Investors’ belief that Greece will pass reforms in order to get a new bailout also enabled European stocks to record a fifth day of gains, even though Greek Prime Minister Alexis Tsipras faces opposition over the austerity plan.
“There’s been a lot of progress on Greece after the weekend and that is one of the reasons why traders are continuing to buy into this market,” said Thames Capital Markets strategist Nav Banwait.
The STOXX Europe Oil & Gas Index rose 0.8 percent, with Statoil among the best performers in percentage terms on the pan-European FTSEurofirst 300 index.
The FTSEurofirst closed up 0.5 percent at 1,580.34 points, the fifth day in a row in which it has risen.

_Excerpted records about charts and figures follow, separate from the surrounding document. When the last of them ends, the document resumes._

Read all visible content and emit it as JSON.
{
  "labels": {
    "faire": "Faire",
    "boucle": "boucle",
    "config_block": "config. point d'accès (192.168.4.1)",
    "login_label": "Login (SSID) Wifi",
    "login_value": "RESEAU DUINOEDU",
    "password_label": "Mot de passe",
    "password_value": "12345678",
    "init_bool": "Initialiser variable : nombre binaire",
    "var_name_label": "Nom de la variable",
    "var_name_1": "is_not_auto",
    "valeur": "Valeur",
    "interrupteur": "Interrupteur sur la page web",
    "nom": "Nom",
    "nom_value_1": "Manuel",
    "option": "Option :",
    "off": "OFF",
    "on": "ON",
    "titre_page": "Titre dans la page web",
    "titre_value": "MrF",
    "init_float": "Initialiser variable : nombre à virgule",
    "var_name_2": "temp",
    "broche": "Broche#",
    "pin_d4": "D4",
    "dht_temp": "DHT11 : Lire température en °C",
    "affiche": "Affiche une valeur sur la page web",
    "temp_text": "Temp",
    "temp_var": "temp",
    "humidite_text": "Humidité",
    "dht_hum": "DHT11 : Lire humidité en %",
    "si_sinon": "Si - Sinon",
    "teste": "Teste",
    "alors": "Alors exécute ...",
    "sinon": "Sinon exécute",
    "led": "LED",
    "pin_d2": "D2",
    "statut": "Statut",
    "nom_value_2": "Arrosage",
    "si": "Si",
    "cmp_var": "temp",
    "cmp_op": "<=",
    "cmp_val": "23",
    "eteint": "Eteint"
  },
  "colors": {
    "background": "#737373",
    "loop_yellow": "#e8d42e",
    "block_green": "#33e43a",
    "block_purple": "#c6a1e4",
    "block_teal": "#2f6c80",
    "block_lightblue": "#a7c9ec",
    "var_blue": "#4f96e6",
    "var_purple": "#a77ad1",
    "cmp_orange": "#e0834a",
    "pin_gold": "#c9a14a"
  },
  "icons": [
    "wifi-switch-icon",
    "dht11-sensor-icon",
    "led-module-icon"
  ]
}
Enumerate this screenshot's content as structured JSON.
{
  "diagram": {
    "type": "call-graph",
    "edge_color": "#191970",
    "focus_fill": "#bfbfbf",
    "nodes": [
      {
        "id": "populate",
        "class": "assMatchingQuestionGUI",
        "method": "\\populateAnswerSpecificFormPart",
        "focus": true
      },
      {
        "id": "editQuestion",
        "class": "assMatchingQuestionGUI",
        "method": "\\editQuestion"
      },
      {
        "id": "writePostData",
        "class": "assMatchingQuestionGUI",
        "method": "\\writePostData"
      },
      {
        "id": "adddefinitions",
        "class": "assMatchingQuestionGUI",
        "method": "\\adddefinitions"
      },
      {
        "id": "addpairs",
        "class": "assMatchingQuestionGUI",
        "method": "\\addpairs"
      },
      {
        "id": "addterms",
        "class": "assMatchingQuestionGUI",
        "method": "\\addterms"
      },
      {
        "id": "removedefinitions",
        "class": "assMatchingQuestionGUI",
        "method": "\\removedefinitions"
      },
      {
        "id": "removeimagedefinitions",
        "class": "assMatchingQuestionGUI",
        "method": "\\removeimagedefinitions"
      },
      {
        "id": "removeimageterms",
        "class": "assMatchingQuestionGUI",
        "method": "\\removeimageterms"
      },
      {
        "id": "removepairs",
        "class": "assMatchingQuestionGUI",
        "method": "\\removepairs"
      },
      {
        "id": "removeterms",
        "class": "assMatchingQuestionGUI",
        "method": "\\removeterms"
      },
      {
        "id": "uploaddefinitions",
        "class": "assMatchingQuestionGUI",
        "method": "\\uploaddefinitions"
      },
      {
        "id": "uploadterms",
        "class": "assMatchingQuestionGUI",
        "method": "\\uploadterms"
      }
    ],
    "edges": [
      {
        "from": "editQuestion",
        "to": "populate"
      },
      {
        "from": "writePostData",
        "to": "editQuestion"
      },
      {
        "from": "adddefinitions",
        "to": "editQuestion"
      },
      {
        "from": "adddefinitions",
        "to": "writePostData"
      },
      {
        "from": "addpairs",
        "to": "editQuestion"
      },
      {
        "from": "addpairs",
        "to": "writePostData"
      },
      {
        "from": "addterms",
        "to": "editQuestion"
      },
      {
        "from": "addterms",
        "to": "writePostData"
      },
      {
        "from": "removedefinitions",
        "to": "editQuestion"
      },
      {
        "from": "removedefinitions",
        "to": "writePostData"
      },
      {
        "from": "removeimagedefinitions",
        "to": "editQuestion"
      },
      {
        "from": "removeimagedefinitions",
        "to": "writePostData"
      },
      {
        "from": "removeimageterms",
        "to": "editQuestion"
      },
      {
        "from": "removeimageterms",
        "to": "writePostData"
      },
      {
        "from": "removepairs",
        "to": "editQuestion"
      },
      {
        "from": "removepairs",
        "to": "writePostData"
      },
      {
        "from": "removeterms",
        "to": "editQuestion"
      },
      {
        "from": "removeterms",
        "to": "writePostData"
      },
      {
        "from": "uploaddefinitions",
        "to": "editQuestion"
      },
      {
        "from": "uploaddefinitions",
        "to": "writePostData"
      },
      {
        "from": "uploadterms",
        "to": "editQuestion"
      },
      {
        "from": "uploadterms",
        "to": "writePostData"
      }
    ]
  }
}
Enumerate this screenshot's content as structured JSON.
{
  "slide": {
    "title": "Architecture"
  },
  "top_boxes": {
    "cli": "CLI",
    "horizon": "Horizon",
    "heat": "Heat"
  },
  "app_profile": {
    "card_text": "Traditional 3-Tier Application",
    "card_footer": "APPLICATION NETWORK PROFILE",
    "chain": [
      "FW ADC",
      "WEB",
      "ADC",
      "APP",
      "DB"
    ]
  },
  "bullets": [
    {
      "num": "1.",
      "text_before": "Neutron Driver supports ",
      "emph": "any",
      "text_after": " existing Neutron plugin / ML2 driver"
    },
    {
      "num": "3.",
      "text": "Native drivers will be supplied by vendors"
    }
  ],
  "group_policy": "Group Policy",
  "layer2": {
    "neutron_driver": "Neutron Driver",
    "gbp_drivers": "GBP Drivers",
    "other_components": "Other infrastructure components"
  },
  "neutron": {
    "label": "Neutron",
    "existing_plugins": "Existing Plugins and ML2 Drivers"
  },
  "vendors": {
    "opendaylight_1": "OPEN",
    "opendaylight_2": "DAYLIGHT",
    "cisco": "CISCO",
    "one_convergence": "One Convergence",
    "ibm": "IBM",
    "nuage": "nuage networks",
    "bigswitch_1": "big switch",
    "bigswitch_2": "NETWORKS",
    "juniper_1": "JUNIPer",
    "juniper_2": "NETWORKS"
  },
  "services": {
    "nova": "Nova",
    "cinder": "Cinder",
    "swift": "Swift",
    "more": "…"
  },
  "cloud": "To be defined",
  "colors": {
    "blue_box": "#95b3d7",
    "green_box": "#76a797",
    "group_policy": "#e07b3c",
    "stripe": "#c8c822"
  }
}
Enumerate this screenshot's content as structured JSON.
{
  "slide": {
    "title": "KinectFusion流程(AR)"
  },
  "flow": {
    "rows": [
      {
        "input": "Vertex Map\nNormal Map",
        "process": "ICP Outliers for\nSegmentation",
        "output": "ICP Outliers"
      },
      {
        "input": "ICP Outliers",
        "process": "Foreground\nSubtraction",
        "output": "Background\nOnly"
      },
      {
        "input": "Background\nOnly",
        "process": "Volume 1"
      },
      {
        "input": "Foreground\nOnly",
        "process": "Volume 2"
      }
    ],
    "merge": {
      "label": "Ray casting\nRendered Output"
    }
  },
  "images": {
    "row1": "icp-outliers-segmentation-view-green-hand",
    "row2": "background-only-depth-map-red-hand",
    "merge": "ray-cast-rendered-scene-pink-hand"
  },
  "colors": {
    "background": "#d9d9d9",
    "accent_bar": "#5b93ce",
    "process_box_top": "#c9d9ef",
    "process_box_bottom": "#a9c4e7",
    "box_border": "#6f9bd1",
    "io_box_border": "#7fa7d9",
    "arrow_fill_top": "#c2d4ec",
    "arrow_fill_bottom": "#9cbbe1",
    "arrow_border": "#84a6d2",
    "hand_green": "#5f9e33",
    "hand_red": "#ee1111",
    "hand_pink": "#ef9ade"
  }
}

The euro zone’s blue-chip Euro STOXX 50 index advanced 0.5 percent while German internet company United Internet rose 2.9 percent after a price target upgrade from Deutsche Bank.
But carmakers fell as JP Morgan cut forecasts on China’s auto market, a day after a profit warning from Brilliance China Automotive Holdings, which makes BMW cars in China.
JP Morgan also reduced its price target on Volkswagen , whose shares declined by 2.1 percent.
The FTSEurofirst is up around 15 percent since the start of 2015 while the Euro STOXX 50 is up 14 percent, with economic stimulus measures from the European Central Bank (ECB) having helped to support markets despite the worries over Greece.